The teamster shrugs, decides not to press his point. At the edge of a cornfield, Dulin spots a lone rider coming toward them. “Stop,” he snaps. “I’m getting that horse.” The teamster complies, and Dulin hops down onto the soggy ground and runs, pistol drawn and piles stinging, toward the rider. “Get down from there, soldier. I’m taking that mount.”
The man stops, abashed. He is dressed in butternut, the chevrons of a corporal stitched to one sleeve.
“I’m sorry, Lieutenant. I can’t—”
“Are you a courier?”
“No, sir. But—”
“Then get the hell off that horse or I’ll shoot you off it!”
The corporal stares at Dulin’s leveled pistol, then slides off the far side.
Dulin leads the nag roughly toward the wagon. He is a short, very round man, barely five feet tall but weighing close to two hundred pounds, and he finds it necessary to use whatever step he can find to get aboard a horse. A humiliation.

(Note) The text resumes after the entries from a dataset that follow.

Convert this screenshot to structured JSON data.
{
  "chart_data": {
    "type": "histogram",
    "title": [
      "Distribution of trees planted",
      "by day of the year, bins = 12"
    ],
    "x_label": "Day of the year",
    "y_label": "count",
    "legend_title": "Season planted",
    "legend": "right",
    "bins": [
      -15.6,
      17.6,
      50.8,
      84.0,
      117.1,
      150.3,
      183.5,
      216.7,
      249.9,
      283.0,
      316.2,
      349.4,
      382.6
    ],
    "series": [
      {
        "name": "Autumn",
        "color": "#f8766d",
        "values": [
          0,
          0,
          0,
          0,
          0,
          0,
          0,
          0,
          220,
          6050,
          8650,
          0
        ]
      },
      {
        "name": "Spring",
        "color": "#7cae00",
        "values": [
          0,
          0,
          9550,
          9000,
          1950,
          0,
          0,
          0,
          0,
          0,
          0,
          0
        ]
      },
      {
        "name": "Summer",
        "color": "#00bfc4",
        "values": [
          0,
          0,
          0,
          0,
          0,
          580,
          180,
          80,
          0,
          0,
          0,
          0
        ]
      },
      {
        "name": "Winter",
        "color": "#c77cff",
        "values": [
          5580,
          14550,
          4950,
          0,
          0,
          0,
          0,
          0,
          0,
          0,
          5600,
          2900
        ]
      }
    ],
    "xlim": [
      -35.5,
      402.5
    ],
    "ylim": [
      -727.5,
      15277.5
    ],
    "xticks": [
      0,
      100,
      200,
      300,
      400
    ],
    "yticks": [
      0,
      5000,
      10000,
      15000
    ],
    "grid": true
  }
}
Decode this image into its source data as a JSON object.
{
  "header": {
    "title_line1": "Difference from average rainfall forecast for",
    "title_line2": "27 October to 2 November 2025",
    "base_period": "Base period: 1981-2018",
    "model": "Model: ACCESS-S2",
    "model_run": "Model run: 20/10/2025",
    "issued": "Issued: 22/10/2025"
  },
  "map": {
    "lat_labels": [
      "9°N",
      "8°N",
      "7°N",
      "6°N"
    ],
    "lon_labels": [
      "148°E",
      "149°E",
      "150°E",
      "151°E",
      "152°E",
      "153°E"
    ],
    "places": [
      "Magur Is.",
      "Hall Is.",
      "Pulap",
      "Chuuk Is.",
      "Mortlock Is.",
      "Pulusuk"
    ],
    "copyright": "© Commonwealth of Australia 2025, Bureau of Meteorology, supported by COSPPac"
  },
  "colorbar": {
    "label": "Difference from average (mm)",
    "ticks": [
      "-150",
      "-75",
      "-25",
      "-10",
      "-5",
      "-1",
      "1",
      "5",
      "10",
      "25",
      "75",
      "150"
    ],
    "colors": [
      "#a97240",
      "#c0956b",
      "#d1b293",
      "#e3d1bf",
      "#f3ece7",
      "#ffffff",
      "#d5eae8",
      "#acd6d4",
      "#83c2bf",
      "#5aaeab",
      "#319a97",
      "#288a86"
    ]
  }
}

“Uh, Lootenant,” the teamster says.
“What?” Dulin clambers onto the wagon step and prepares to mount the horse.
“That man.” The teamster points.
Dulin looks, sees for the first time that the corporal has lost his left leg ten inches below the knee, the bloody stump already blackening under the pressure of a tourniquet. The soldier stands balanced on his one foot, staring in perplexity at the wound. “General Liddell needs this ammunition and I need this horse,” Dulin snaps, though he feels he might vomit. “There are discarded muskets aplenty around here. He can use one as a crutch. Now go!”
The teamster snaps his whip and they roll on, the second wagon following, a rear wheel splashing mud on the shoe of the one-legged corporal. He looks up, mournful, as if expecting further insult.
A mile away, Private Ezra Brown supposes he has been dealt a mortal wound when the impact of a bullet spins him out of the saddle and stretches him amid the thundering hooves of Company G, 3rd Indiana Cavalry, in headlong retreat. He waits for death, too stunned to review his life, sins, or now unattainable dreams. The 14th Alabama Battalion of Wharton’s brigade comes instead of death, thundering over Brown in wild pursuit of the Hoosiers. A mare named Netty steps firmly on Ezra’s midriff, squashing the wind out of him and leaving behind a livid hoof print whose trace he will carry the rest of his life.